Figure5-5 Build result of the YOLOv11-seg sample program

After compilation succeeds, copy the executable directory yolov11_seg_demo_release/ to the /userdata directory on the RV1126B board.

Terminal window
cp yolov11_seg_demo_release/ /mnt/userdata/ -rf

5.4 Running the YOLOv11-seg Model on the Development Board

Enter the board-side shell through serial debugging or SSH debugging, and go to the sample program deployment directory.

Terminal window
cd /userdata/yolov11_seg_demo_release/

Run the sample program with the following commands.

Terminal window
chmod 777 yolov11_seg_demo
./yolov11_seg_demo yolov11n_seg_rv1126b.rknn crack.jpg

The execution result is shown below.

Figure5-6 YOLOv11-seg demo execution result on the development board

Figure5-6 YOLOv11-seg demo execution result on the development board

The algorithm execution time is about 117 ms.

Figure5-7 Algorithm execution time on the development board

Figure5-7 Algorithm execution time on the development board

After execution, copy the test images from the RV1126B compilation environment using the following commands.

Terminal window
cp /mnt/userdata/yolov11_seg_demo_release/result.jpg .
cp /mnt/userdata/yolov11_seg_demo_release/mask_bgr.jpg .

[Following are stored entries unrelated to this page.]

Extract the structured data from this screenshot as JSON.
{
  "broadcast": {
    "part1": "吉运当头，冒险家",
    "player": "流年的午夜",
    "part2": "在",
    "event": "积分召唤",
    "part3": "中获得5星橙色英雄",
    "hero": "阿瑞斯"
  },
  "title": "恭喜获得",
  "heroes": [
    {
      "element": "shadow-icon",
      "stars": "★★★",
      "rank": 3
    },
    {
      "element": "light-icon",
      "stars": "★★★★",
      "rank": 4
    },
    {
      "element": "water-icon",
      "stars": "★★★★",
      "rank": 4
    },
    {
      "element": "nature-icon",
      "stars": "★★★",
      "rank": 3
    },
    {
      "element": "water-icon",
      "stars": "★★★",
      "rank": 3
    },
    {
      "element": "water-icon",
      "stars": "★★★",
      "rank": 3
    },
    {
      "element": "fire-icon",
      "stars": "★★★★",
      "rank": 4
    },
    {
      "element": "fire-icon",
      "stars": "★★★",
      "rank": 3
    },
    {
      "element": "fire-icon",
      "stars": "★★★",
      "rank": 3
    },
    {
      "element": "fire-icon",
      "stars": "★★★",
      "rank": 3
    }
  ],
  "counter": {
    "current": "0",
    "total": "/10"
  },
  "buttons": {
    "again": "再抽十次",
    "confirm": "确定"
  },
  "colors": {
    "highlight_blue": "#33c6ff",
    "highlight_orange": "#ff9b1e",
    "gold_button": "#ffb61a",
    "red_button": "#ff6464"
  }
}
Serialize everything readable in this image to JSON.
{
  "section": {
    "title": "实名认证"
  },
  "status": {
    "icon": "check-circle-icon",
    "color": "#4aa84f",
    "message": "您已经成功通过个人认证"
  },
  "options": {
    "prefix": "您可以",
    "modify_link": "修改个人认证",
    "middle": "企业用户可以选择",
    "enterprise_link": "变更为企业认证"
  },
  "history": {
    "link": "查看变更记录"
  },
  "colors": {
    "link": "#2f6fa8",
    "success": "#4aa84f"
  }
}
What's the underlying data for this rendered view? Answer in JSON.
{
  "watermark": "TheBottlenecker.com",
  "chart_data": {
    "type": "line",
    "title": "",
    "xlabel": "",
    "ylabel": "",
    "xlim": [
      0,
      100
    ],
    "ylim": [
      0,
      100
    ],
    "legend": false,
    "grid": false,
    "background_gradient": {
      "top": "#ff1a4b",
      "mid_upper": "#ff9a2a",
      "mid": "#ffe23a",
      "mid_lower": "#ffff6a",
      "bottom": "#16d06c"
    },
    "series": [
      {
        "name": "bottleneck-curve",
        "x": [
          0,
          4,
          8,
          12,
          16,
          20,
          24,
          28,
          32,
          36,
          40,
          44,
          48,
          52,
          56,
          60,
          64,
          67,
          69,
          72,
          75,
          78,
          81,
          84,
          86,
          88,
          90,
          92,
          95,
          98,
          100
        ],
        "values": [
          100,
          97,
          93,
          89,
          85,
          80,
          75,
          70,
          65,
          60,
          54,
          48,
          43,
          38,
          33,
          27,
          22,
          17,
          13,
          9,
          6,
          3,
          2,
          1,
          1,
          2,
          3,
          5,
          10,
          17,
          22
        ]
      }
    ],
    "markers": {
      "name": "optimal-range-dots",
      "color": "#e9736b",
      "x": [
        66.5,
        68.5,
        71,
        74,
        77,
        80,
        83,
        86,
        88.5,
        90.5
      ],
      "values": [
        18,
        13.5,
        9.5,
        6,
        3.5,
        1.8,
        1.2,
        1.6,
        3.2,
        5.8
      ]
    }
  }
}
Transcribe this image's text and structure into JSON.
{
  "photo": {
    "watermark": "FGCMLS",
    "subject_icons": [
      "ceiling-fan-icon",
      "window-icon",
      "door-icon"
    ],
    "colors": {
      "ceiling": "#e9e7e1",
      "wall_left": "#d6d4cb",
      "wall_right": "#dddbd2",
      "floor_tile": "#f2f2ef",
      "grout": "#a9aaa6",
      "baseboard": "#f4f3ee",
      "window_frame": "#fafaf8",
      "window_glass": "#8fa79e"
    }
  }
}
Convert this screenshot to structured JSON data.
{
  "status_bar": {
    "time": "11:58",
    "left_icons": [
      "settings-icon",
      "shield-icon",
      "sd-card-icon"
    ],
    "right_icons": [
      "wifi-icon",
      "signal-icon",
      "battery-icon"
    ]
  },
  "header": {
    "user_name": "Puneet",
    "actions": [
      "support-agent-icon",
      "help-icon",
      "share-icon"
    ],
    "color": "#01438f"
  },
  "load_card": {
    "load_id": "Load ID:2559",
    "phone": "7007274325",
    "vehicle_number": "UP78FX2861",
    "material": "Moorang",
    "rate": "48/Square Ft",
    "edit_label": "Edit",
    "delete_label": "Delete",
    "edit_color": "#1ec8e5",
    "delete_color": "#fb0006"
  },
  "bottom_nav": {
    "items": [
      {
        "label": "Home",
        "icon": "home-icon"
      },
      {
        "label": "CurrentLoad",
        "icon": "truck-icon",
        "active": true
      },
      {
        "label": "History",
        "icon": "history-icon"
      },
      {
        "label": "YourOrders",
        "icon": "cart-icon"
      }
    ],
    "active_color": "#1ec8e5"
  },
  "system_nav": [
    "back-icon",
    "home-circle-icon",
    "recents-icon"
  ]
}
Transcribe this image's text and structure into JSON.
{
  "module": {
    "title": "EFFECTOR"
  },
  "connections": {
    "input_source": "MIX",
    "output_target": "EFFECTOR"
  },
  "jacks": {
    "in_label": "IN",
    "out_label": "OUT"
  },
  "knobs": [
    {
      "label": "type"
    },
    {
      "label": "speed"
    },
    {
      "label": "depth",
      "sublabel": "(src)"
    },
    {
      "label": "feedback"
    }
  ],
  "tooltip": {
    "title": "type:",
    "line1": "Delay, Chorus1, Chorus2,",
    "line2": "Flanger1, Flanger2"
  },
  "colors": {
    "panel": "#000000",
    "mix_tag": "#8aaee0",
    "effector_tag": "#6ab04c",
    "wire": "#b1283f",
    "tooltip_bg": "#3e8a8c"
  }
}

Figure5-8 Command for copying inference result images to the PC

Figure5-8 Command for copying inference result images to the PC

Figure5-9 Segmentation mask image generated on the board

Figure5-9 Segmentation mask image generated on the board

Figure5-10 Crack segmentation result image generated on the board

Figure5-10 Crack segmentation result image generated on the board

The YOLOv11-seg model is now running correctly on the board.